The portrait of Queen Victoria sat morosely on a wares shelf against the west wall of the Goodwill Store. I knew right away that Queen Vicky was coming home with me. The portrait was, by far, one of the most unusual items I’ve ever seen at a thrift store in Norfolk, Nebraska.
Queen Vicky wasn’t the only British historical figure lining the west wall, there were a couple of portraits of Queen Elizabeth the First, Queen Mary, various prime ministers and war heroes. There were a few more along the east wall of the store, too.
At the time, I only wanted Queen Vicky because of the sense of irony her portrait would add to my eclectically decorated den. Also, the archival quality frame was worth much more than the $4 price.
After bringing Queen Vicky into the house, I consulted Wikimedia to find out more about the image. It is described as “Portrait of Queen Victoria as a Widow”. The Queen sat for the painting in 1899. The artist was Heinrich von Angeli. The original portrait is displayed as part of the “Royal Collection” of the United Kingdom.
The Queen of the United Kingdom and Empress of India needs little introduction to the modern world. Victoria was on the throne during most of the nineteenth century. She oversaw the peak of the British Empire’s global influence. The Victorian Era is one of the most famous periods of British History. Victoria’s reign was the second longest of any British monarch. Her great-great granddaughter, Elizabeth, surpassed Victoria’s record in 2015.
“For a man to strike any women is most brutal, and I, as well as everyone else, think this far worse than any attempt to shoot, which, wicked as it is, is at least more comprehensible and more courageous.”–Queen Victoria
Queen Vicky’s life was one of contradictions. She wasn’t always the serious woman as popular culture depicted her. She had a complicated history. Apparently her “Victorian attitude” was a product of her tragic family history, which is long and illustrious. Most of her biographies are worthwhile reading.
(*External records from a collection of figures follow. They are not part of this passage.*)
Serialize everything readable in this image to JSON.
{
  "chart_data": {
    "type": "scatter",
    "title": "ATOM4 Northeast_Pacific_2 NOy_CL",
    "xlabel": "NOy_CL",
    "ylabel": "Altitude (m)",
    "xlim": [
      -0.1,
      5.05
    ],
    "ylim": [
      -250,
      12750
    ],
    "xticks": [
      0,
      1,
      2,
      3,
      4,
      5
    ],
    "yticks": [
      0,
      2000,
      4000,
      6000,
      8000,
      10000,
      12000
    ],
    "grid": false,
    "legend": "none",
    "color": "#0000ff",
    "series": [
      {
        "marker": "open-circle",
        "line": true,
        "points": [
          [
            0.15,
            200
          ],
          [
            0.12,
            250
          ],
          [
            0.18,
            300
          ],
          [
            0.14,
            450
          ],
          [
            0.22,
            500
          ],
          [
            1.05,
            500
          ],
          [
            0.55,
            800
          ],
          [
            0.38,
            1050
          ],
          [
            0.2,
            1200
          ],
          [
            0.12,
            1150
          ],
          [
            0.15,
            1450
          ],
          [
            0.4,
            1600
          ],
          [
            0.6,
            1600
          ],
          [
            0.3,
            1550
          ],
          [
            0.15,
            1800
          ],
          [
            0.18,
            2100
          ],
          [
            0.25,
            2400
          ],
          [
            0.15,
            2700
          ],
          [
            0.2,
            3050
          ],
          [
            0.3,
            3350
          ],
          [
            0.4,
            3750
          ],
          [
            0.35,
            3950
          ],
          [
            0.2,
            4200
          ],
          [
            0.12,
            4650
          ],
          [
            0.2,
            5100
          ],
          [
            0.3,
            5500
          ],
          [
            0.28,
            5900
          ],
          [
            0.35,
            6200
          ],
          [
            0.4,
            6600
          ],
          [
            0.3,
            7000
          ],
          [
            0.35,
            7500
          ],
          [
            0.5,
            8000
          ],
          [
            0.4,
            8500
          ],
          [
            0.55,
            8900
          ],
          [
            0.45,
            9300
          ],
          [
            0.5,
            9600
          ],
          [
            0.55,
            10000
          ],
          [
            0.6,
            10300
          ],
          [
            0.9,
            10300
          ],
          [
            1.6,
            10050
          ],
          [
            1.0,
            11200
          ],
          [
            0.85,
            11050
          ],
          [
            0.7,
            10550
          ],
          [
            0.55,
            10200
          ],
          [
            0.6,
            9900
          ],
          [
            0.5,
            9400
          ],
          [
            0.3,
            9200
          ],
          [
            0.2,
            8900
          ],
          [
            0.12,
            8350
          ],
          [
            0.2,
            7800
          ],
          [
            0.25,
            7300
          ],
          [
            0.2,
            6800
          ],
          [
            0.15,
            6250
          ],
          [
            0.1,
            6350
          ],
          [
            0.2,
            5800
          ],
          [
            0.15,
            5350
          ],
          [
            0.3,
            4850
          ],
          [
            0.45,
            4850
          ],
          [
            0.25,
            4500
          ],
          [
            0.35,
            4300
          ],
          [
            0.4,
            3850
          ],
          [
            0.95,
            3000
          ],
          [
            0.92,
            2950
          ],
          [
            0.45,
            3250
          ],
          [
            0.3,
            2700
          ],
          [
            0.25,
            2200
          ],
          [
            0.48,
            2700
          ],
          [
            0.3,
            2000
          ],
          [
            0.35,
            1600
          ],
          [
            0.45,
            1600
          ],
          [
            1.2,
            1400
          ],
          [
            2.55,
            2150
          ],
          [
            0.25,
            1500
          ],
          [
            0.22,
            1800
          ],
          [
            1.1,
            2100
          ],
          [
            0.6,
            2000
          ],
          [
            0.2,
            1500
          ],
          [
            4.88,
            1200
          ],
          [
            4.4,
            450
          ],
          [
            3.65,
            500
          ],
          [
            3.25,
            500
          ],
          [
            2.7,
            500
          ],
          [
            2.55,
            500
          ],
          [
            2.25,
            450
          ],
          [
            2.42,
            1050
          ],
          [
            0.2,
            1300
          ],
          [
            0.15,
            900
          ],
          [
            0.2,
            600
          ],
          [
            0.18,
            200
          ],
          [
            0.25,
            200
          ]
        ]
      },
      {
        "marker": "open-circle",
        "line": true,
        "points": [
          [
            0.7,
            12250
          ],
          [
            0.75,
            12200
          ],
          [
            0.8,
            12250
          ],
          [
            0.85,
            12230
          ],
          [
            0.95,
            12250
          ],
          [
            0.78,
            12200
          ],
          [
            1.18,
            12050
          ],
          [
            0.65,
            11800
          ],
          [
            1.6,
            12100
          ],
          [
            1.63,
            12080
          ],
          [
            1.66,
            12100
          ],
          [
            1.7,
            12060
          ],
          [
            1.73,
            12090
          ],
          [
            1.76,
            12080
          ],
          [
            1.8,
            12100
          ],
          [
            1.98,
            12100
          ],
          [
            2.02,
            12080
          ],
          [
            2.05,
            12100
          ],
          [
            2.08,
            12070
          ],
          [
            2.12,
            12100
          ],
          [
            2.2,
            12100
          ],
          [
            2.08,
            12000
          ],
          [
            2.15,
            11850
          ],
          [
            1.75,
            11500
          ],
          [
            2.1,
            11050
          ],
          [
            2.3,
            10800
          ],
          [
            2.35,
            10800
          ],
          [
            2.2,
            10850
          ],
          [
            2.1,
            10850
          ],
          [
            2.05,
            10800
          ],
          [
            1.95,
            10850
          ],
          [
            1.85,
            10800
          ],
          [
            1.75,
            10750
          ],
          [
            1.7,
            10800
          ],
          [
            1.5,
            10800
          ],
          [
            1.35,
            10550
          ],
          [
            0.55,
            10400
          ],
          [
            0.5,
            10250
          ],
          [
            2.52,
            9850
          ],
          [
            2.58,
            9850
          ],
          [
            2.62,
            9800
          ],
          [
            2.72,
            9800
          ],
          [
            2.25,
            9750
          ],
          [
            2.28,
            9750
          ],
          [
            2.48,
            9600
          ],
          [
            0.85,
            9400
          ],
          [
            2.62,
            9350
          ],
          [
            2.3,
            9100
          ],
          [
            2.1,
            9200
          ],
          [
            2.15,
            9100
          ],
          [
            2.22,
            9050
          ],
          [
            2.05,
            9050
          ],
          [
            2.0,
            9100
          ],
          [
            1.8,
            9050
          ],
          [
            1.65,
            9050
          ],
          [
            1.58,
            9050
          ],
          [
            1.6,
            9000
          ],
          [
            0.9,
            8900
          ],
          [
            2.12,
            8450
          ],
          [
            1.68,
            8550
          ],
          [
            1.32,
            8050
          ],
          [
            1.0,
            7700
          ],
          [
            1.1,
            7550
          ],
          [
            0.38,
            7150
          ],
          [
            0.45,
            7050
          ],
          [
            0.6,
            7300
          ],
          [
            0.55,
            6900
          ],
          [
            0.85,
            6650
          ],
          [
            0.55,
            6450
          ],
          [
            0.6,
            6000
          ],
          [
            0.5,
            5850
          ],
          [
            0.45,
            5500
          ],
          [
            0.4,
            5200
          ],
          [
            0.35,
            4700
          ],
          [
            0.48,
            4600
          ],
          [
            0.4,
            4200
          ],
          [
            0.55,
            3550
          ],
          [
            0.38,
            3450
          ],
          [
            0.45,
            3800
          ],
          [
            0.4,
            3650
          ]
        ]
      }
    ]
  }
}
“When I think of a merry, happy, free young girl–and look at the ailing, aching state a young wife generally is doomed to–which you can’t deny is the penalty of marriage.”–Queen Victoria
After hanging my copy of the portrait in the den, I decided to buy just one more historical picture. There was one of Vice-Admiral Horatio Nelson. He could command the fleet of model ships and pictures of ships in the bathroom.
The next day, Horatio’s portrait was still in the store, along with those of the other British figures. Apparently there is little interest in British historical figures among thrift store shoppers in Norfolk.
This time, an image search brought up the National Portrait Gallery in London. They list the “sitter” as “Horatio Nelson, Viscount Nelson”. The artist was the renowned Sir William Beechey. The original artwork was painted in 1800 and is presently displayed at the Norwich Castle Museum and Art Gallery in Norwich.
“My character and good name are in my own keeping. Life with disgrace is dreadful. A glorious death is to be envied.”–Horatio Nelson
Admiral Nelson was killed by a sniper while the Royal Navy was engaged with the combination of French and Spanish ships during Nelson’s victory in the Battle of Trafalgar on October 21, 1805.
My little house’s limited space only allows room for these two historical prints. These leaders from the past will provide fodder for many contemplations in the future.